Photodiode: This is a photodetector. When light is absorbed by a photodiode, it generates an electrical signal (either a current or voltage depending on the details). Thus it is a light to electricity converter. Internally, it is made of two semiconducting materials that touch (a p-n junction to be precise): when light is absorbed in the junction region, mobile electrons are created which they give rise to the measured electrical signal.

Polymer: Polymers are molecules built from taking many copies of a relatively short molecule and stringing them together into one very long molecule (i.e. a long chain with many links). In this sense, a polymer can become arbitrarily long; the longer the polymer, the heavier it is and thus the higher its melting point and the more viscous it acts (usually). The name comes from the Greek polumeros (having many parts) which is built from the root polu- (many) and meros (a share or part). Many organic molecules are polymers such as fats or proteins.

Polycarbonate: A particular type of plastic, or more precisely a thermoplastic polymer. They are easily worked, molded, melted, and remolded and thus are very useful in industrial applications. They also have excellent resistance to temperature and impact and are generally very optically transparent. Polycarbonates derive their name from the fact that their units are joined together by carbonate bonds: in chemistry the carbonate ending of a molecule is COOH; in polycarbonates, the H is removed and the C acts like abridge with oxygens on two sides in the form -O-C-O- gluing one unit to the next (there is a double-bonded O attached to the C so the more proper notation would be -O-(C=O)-O).

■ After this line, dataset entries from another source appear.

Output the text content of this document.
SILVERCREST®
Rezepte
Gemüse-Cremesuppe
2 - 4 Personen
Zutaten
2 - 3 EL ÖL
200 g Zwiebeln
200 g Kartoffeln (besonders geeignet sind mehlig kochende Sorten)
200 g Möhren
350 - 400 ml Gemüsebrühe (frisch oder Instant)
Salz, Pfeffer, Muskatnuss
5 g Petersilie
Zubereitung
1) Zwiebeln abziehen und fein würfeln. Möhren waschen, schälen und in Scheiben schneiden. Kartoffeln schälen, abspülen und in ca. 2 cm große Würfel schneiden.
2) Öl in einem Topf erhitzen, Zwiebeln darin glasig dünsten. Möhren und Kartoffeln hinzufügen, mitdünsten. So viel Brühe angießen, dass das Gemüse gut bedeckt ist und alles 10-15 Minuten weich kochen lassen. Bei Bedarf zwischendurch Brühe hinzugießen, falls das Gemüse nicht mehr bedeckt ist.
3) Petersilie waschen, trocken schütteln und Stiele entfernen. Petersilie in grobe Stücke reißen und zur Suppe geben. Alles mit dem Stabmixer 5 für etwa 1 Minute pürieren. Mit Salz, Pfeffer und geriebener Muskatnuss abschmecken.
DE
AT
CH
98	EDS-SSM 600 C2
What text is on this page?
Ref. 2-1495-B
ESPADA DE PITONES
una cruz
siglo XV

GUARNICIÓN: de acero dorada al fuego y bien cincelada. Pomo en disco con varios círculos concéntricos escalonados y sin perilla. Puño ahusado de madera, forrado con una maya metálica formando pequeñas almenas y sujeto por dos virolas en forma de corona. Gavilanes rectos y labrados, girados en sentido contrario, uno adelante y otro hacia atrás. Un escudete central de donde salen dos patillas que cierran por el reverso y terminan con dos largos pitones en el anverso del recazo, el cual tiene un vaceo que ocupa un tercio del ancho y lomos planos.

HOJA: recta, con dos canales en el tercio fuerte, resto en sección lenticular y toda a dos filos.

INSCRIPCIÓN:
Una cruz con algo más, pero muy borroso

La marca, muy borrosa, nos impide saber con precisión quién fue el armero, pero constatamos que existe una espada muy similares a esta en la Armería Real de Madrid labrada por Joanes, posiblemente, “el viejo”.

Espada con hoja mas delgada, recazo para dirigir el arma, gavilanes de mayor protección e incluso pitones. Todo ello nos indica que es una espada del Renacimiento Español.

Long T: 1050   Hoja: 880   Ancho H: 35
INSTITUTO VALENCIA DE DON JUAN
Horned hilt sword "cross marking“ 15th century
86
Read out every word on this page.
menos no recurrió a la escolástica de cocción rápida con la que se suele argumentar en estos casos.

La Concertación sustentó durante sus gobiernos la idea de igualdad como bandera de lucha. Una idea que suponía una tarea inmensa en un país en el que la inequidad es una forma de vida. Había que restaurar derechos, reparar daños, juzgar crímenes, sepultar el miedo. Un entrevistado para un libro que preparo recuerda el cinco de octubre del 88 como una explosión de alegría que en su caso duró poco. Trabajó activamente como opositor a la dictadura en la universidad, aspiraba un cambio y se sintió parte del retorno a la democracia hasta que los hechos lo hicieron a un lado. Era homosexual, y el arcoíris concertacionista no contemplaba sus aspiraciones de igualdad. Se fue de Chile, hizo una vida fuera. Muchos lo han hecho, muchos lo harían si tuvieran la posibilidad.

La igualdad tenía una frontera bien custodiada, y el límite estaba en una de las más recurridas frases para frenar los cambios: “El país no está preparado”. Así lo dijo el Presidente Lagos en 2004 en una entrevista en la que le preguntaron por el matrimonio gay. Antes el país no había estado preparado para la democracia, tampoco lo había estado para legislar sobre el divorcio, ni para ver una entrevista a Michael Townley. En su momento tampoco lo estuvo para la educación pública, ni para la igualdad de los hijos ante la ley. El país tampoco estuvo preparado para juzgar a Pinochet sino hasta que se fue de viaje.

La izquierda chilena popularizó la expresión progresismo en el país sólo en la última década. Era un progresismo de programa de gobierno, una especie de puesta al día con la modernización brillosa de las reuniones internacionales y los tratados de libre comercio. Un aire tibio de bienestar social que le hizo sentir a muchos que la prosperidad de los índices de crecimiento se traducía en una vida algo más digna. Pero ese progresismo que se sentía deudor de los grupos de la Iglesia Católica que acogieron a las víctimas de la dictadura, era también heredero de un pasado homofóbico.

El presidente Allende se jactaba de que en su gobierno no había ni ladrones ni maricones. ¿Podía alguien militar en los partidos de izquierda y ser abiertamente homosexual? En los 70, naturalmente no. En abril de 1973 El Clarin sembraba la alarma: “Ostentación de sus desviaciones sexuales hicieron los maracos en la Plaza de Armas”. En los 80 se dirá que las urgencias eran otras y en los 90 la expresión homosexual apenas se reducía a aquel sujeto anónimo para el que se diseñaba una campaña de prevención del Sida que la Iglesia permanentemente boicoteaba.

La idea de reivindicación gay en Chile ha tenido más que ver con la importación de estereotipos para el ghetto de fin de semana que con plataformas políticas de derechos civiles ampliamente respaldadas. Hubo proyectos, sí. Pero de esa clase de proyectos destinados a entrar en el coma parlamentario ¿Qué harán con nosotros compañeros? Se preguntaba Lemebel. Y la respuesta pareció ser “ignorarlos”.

Scanning Electron Microscope (SEM): A microscope that images by scanning with a high-energy beam of electrons. The electrons interact with the atoms of the sample in a variety of ways: they can knock out other electrons (secondary electrons) that fly away from the sample and are detected, they can bounce of the sample (back-scattered electrons), they can cause the sample to emit X-rays characteristic of the materials making up the sample, they can cause the material to emit visible light, etc. In principle all these signals could be used to image the sample, but in practice only a few are for practical reasons. Most common on the secondary electron detectors which give high resolution images (typically down to 1-2 nm) of the topography of the sample surface. Many of other signals (e.g. back-scattered or X-rays) provide information about the elements composing the material.

Semiconductor: A material that in its native form is a good insulator but which can be made into a conductor by controlled addition of trace amounts of foreign elements, a process called doping. Silicon is the most widely used semiconductor. For more details on semiconductors go here.

Semiconductor laser: A semiconductor laser or laser diode is a type of laser. In such a laser, the active medium is a semiconductor similar to that found in a light-emitting diode (LED). The most common and practical type of laser diode is formed from a p-n junction and powered by injected electric current. These devices are sometimes referred to as injection laser diodes.

Spin: see electron spin above.

Transistor: The most common basic electronic device manufactured today. While there are many types of transistors, the most common one is the MOSFET transistor.

Transmission electron microscope (TEM): this is a technique for microscopy (viewing very small things) that uses a beam of electrons that are shot through the sample being analyzed. The electrons pass through the sample (which should be very thin, otherwise most of the electrons are scattered or absorbed and few are transmitted) and interact with the sample during the passage. After they emerge, they are focused down to form an image which shows a magnified view of the material. Advanced TEM machines can routinely resolve features with sub-nanometer dimension and thus allow individual atoms to be seen in a sample; additional analysis can even reveal the atomic species present.

Thermoplastic: This is a type of plastic that turns liquid when heated and thus can flow and thus be molded, remolded, or remelted into shape. When cooled, it becomes an extremely viscous fluid (and is solid for practical purposes at room temperature).